Wait, it gets worse.

She started pulling exercises out of, um, er, ah, where the sun don't shine. They were the sort of exercises you might give a 50-something woman who's never been in a gym, but they're not the sort of exercises you give a 50-something woman who uses 20 pound weights to do her bicep curls, a woman who squats her body weight. So that told me that she hadn't listened at all when I'd showed her my past workouts and explained my goals to her in great detail.

Grrrrrrrr.

I told her politely that I was disappointed. I tried to explain to her that although I am a woman approaching her 56th birthday, the best way to think of me in gym terms is to think of me as a somewhat puny 16-year-old boy trying to build his first muscles.

Yes, I realize that I am a freak, but hey, it's her job to deal with freaks like me. I could see she couldn't grok it at all, so I thanked her for her time. The next morning when I went back for one of my regular gym days, I pulled an old workout from my folder and did that. Oh, the tragedy.

I completely understand if you need to take a break here to blot the tears from your eyes.

A week later I was at Ms. T's baby shower and of course the talk turned to the gym. She asked me how it was working out with the new trainer and I told her how much I missed her snark.

Seriously. At that point it had been at least two months since someone had mocked me as a loser for not pulling out that extra rep. You can well imagine my pain. Frankly, all this new age, uplifting "you can do it" stuff Gets On My Last Nerve.

So Ms. T offered to set me up a new workout. I offered to pay her and she said no way, because she expects me to be her training buddy once she squeezes out the kid. Since then I've begun my second new workout from her. I love these workouts. They push me hard, give me a real sense of accomplishment.

When she waddled in to the gym on Friday (I'm sorry, but when you're in the final weeks of your pregnancy there is but one verb to describe how you walk, and that verb is "waddle"), Ms. T told me she's two centimetres dilated. With her due date just weeks away, I expect her son to born any time now.

Did I say something warm and supportive as she did her workout, cheer her on for keeping up her fitness right up to her due date?

Oh puh-LEESE.

Nah, what I did was mock her for the fact that she's down to using eight pound weights to do her arm and shoulder work. I ostentatiously picked up some 30 pound weights and did shoulder presses. It almost killed me, but I did it.
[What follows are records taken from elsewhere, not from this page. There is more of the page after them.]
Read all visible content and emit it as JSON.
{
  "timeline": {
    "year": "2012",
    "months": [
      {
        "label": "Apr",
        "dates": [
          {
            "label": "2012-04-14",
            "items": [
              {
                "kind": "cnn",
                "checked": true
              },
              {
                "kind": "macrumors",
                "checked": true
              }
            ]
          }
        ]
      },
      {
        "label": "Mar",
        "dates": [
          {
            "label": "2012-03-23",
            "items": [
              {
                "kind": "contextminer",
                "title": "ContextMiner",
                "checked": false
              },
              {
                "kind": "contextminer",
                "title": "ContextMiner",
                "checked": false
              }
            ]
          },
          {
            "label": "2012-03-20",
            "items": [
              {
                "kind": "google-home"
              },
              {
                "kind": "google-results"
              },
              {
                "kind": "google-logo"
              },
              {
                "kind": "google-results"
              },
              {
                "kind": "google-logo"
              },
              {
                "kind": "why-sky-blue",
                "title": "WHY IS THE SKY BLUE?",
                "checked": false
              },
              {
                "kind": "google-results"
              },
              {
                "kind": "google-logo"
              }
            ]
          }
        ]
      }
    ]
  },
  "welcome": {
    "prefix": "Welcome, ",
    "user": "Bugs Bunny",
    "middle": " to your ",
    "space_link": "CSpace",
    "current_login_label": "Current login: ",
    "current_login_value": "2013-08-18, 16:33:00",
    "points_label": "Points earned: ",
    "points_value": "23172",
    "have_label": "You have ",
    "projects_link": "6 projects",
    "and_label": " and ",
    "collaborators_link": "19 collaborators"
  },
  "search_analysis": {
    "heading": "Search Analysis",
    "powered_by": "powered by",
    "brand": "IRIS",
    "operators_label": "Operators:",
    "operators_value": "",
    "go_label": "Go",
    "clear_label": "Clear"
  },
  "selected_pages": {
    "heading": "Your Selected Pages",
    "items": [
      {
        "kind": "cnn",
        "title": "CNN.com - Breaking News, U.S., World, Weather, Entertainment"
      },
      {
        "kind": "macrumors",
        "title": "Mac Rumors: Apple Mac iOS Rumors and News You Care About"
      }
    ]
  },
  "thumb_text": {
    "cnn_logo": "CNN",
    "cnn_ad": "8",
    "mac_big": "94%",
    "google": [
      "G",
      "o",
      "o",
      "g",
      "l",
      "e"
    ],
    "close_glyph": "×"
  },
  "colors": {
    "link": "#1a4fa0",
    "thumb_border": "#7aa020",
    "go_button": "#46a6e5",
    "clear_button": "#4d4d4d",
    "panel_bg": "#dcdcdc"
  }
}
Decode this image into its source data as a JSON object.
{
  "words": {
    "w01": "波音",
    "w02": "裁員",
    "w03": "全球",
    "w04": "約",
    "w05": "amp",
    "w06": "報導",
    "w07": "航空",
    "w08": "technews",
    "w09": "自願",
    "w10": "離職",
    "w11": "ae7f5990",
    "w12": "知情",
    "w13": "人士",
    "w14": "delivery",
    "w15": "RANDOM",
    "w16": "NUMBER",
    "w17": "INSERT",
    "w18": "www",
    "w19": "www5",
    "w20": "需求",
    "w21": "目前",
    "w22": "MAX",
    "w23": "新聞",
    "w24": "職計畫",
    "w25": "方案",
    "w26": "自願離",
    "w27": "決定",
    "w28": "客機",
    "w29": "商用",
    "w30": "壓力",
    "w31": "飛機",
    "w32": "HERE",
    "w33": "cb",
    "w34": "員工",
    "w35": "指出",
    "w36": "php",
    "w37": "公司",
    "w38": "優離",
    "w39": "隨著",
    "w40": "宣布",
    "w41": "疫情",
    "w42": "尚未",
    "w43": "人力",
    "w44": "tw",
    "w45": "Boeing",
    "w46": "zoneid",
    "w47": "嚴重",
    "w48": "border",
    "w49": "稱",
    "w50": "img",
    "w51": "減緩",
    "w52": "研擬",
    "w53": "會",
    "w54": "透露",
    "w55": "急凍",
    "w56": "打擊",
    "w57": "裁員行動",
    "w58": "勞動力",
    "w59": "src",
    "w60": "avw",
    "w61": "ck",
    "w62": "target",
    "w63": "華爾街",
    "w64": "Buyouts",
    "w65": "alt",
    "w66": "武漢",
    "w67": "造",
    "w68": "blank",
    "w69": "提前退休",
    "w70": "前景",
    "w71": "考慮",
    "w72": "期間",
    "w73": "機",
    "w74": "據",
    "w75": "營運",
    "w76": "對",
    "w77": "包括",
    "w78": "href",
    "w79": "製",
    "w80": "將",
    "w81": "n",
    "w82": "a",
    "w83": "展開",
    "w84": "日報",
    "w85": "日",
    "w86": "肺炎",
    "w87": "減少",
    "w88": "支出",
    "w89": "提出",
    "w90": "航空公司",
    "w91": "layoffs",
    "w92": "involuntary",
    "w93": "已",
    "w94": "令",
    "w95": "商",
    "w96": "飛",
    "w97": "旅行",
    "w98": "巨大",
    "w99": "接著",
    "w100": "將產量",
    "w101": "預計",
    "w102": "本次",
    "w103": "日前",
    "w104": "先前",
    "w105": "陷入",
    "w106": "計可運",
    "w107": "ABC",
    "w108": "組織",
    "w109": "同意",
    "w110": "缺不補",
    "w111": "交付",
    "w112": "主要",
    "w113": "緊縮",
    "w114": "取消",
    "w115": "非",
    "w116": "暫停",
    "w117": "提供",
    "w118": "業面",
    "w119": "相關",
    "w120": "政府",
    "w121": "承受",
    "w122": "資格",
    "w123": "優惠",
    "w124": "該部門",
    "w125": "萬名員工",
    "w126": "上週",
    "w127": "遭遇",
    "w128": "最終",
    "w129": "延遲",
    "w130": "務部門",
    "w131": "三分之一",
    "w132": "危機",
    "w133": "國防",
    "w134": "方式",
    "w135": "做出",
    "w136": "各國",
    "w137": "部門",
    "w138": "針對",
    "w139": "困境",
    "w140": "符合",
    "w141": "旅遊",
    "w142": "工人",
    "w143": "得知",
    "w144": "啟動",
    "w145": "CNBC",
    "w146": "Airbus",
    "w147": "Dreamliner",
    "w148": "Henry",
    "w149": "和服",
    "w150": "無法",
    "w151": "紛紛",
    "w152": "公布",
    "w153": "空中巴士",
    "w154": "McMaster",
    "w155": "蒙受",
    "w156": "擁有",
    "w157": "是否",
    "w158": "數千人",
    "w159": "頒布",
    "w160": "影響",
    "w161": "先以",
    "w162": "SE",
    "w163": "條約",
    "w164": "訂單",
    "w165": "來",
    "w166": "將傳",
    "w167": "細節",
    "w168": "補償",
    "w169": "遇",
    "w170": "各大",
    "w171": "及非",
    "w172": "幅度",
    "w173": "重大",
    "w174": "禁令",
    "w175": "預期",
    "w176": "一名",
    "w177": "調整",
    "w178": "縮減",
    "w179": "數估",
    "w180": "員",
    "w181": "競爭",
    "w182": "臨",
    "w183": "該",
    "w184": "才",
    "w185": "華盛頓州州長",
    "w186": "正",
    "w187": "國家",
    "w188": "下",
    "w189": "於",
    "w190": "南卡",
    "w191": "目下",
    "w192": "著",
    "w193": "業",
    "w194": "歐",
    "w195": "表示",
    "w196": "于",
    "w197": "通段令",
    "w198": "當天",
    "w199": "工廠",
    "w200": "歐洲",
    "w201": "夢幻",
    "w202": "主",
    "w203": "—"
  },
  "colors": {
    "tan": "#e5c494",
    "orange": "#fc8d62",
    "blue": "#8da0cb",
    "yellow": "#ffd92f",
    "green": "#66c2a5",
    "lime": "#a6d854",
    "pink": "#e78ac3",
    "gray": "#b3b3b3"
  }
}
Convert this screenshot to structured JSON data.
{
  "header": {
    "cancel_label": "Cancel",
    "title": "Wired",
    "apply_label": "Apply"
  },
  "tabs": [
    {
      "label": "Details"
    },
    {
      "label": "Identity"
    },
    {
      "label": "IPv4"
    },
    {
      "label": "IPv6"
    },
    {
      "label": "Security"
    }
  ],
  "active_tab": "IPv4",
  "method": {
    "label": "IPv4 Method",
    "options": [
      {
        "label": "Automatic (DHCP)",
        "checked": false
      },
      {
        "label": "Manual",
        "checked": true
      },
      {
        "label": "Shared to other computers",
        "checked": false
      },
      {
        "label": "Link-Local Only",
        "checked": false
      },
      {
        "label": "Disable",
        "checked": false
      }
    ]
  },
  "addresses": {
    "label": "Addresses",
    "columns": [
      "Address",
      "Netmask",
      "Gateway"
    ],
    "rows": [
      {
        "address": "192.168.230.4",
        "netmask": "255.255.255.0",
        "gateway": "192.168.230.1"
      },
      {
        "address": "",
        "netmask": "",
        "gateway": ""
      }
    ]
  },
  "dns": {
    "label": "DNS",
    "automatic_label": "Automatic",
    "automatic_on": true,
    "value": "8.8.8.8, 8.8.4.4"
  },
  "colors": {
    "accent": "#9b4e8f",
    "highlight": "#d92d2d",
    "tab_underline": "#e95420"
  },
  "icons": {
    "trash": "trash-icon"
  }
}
Ms. T sputtered a lot and said that two weeks after her son is born she'll be able to go back to real workouts and that in a month from that she'll be taking me down.

"Yeah, yeah, sure, sure, whatever you need to tell yourself," I smirked, and we both laughed.

The truth here? While Ms. T and I might be the same height and general build, I'm six years older than her mother. Yes, I am older than dirt, dirt I tell you.

Ms. T will totally take me down, but in the struggle to keep up with her, I'll be a better athlete. In the struggle to surpass me, she'll regain her own strength and fitness far more quickly that she would on her own.

Plus, three times a week we'll both get our recommended daily requirement of the snark.

I can hardly wait until she squeezes out the kid.